This is the first major study to focus solely on the victor sayings and should prove invaluable to scholars and students of Revelation and apocalyptic literature. It demonstrates that the motif of victory is Revelation’s macrodynamic theme. Chiasmus is proposed as the book’s macrostructure, based in part on the chiastic nature of the promises to the victors, with the later fulfillment of these promises in the book. The proposed forms for the seven letters–forms such as edicts, oracles, and epistles–are examined, and it is concluded that they are a mixtum compositum best called ‘prophetic letters.’ The sociological significance of victory is explored within the Greco-Roman world. The text of the promises and their co-texts (as reflected intertextually in traditions of biblical literature) receive thorough examination. The eschatological fulfillment of the victor sayings is surveyed in Revelation’s later chapters, especially in chapters 21-22, where the new Jerusalem is depicted. The study concludes with an investigation of the ways that the promises were appropriated for the time and the text world of Revelation.
Sobre o autor
Mark Wilson serves as the director of the Asia Minor Research Center in Izmir, Turkey, where he lives much of the year with his wife, Dindy.

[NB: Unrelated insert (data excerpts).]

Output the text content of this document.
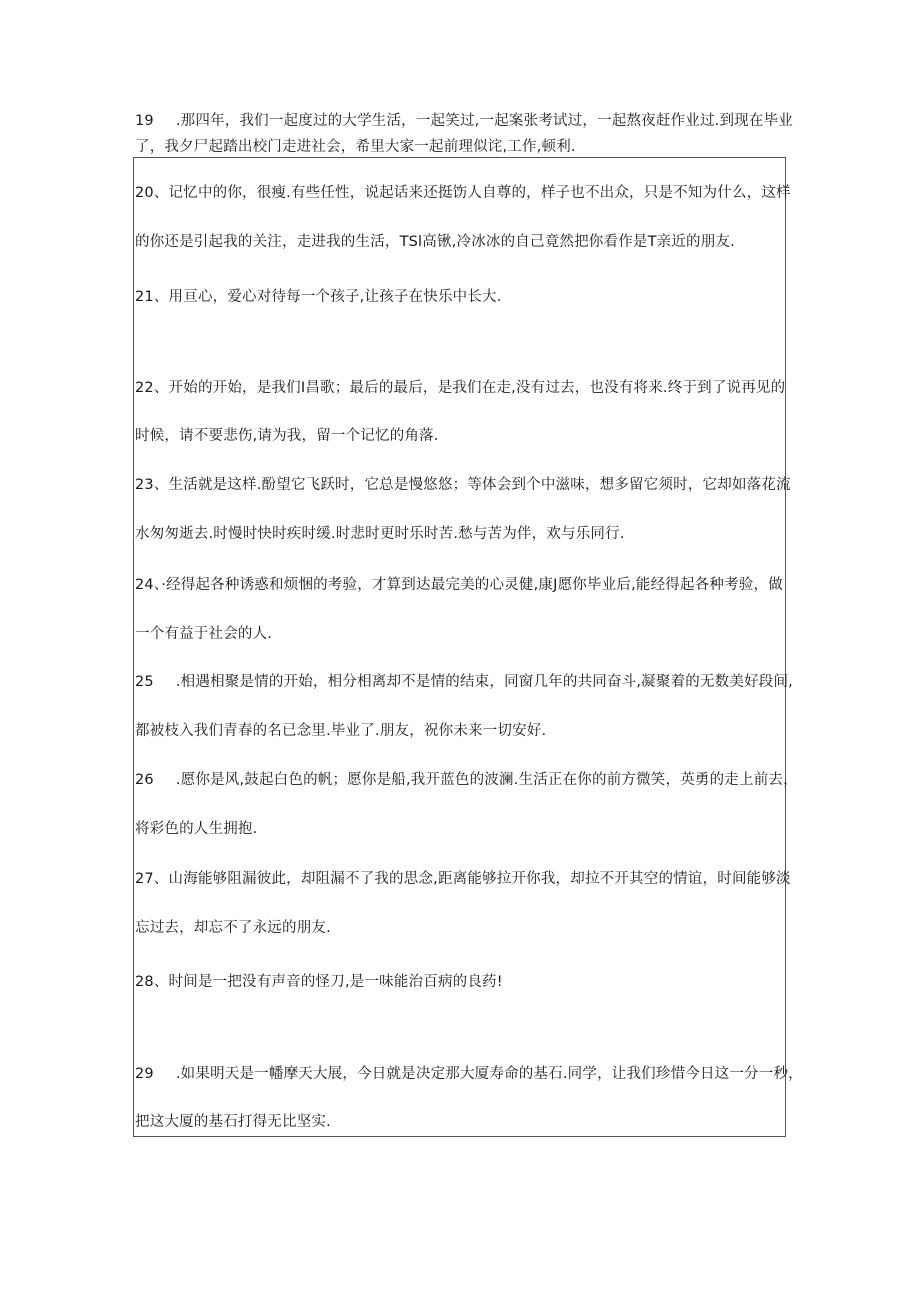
19 .那四年，我们一起度过的大学生活，一起笑过,一起案张考试过，一起熬夜赶作业过.到现在毕业
了，我夕尸起踏出校门走进社会，希里大家一起前理似诧,工作,顿利.
20、记忆中的你，很瘦.有些任性，说起话来还挺饬人自尊的，样子也不出众，只是不知为什么，这样
的你还是引起我的关注，走进我的生活，TSl高锹,冷冰冰的自己竟然把你看作是T亲近的朋友.
21、用亘心，爱心对待每一个孩子,让孩子在快乐中长大.
22、开始的开始，是我们I昌歌；最后的最后，是我们在走,没有过去，也没有将来.终于到了说再见的
时候，请不要悲伤,请为我，留一个记忆的角落.
23、生活就是这样.酚望它飞跃时，它总是慢悠悠；等体会到个中滋味，想多留它须时，它却如落花流
水匆匆逝去.时慢时快时疾时缓.时悲时更时乐时苦.愁与苦为伴，欢与乐同行.
24、·经得起各种诱惑和烦悃的考验，才算到达最完美的心灵健,康J愿你毕业后,能经得起各种考验，做
一个有益于社会的人.
25 .相遇相聚是情的开始，相分相离却不是情的结束，同窗几年的共同奋斗,凝聚着的无数美好段间,
都被枝入我们青春的名已念里.毕业了.朋友，祝你未来一切安好.
26 .愿你是风,鼓起白色的帆；愿你是船,我开蓝色的波澜.生活正在你的前方微笑，英勇的走上前去，
将彩色的人生拥抱.
27、山海能够阻漏彼此，却阻漏不了我的思念,距离能够拉开你我，却拉不开其空的情谊，时间能够淡
忘过去，却忘不了永远的朋友.
28、时间是一把没有声音的怪刀,是一味能治百病的良药!
29 .如果明天是一幡摩天大展，今日就是决定那大厦寿命的基石.同学，让我们珍惜今日这一分一秒，
把这大厦的基石打得无比坚实.
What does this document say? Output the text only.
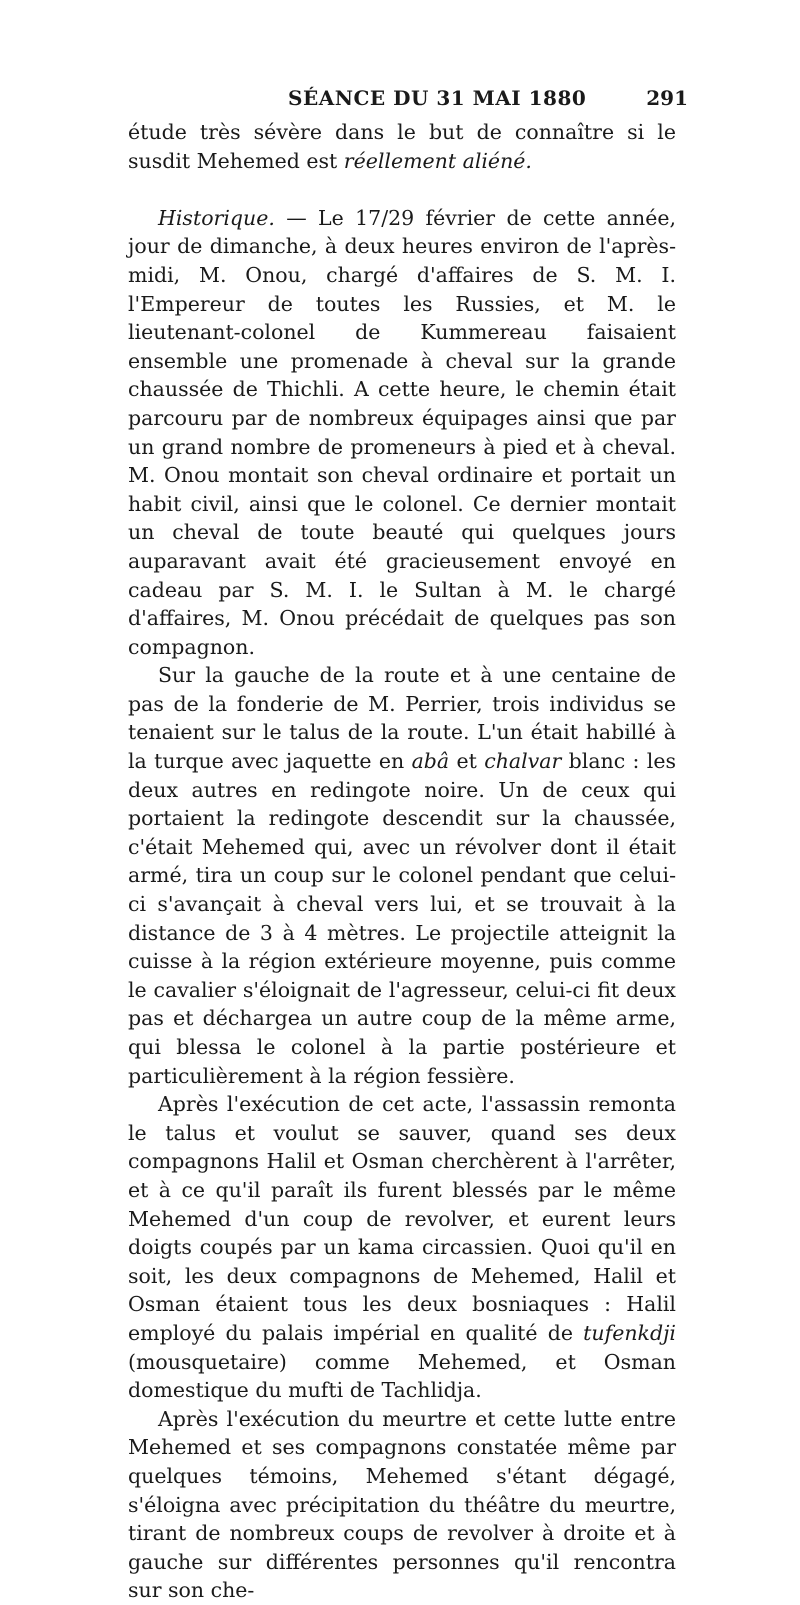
SÉANCE DU 31 MAI 1880	291

étude très sévère dans le but de connaître si le susdit Mehemed est réellement aliéné.

Historique. — Le 17/29 février de cette année, jour de dimanche, à deux heures environ de l'après-midi, M. Onou, chargé d'affaires de S. M. I. l'Empereur de toutes les Russies, et M. le lieutenant-colonel de Kummereau faisaient ensemble une promenade à cheval sur la grande chaussée de Thichli. A cette heure, le chemin était parcouru par de nombreux équipages ainsi que par un grand nombre de promeneurs à pied et à cheval. M. Onou montait son cheval ordinaire et portait un habit civil, ainsi que le colonel. Ce dernier montait un cheval de toute beauté qui quelques jours auparavant avait été gracieusement envoyé en cadeau par S. M. I. le Sultan à M. le chargé d'affaires, M. Onou précédait de quelques pas son compagnon.

Sur la gauche de la route et à une centaine de pas de la fonderie de M. Perrier, trois individus se tenaient sur le talus de la route. L'un était habillé à la turque avec jaquette en abâ et chalvar blanc : les deux autres en redingote noire. Un de ceux qui portaient la redingote descendit sur la chaussée, c'était Mehemed qui, avec un révolver dont il était armé, tira un coup sur le colonel pendant que celui-ci s'avançait à cheval vers lui, et se trouvait à la distance de 3 à 4 mètres. Le projectile atteignit la cuisse à la région extérieure moyenne, puis comme le cavalier s'éloignait de l'agresseur, celui-ci fit deux pas et déchargea un autre coup de la même arme, qui blessa le colonel à la partie postérieure et particulièrement à la région fessière.

Après l'exécution de cet acte, l'assassin remonta le talus et voulut se sauver, quand ses deux compagnons Halil et Osman cherchèrent à l'arrêter, et à ce qu'il paraît ils furent blessés par le même Mehemed d'un coup de revolver, et eurent leurs doigts coupés par un kama circassien. Quoi qu'il en soit, les deux compagnons de Mehemed, Halil et Osman étaient tous les deux bosniaques : Halil employé du palais impérial en qualité de tufenkdji (mousquetaire) comme Mehemed, et Osman domestique du mufti de Tachlidja.

Après l'exécution du meurtre et cette lutte entre Mehemed et ses compagnons constatée même par quelques témoins, Mehemed s'étant dégagé, s'éloigna avec précipitation du théâtre du meurtre, tirant de nombreux coups de revolver à droite et à gauche sur différentes personnes qu'il rencontra sur son che-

He is a research associate in the Department of Old Testament and Ancient Near Eastern Studies at the University of South Africa and serves as an adjunct professor of early Christianity at several seminaries. An author and editor of a number of books and articles, Wilson has released three other volumes on Revelation. He is a member of eight biblical and archaeological societies and often leads study tours in Turkey to the ‘seven churches’ of Revelation.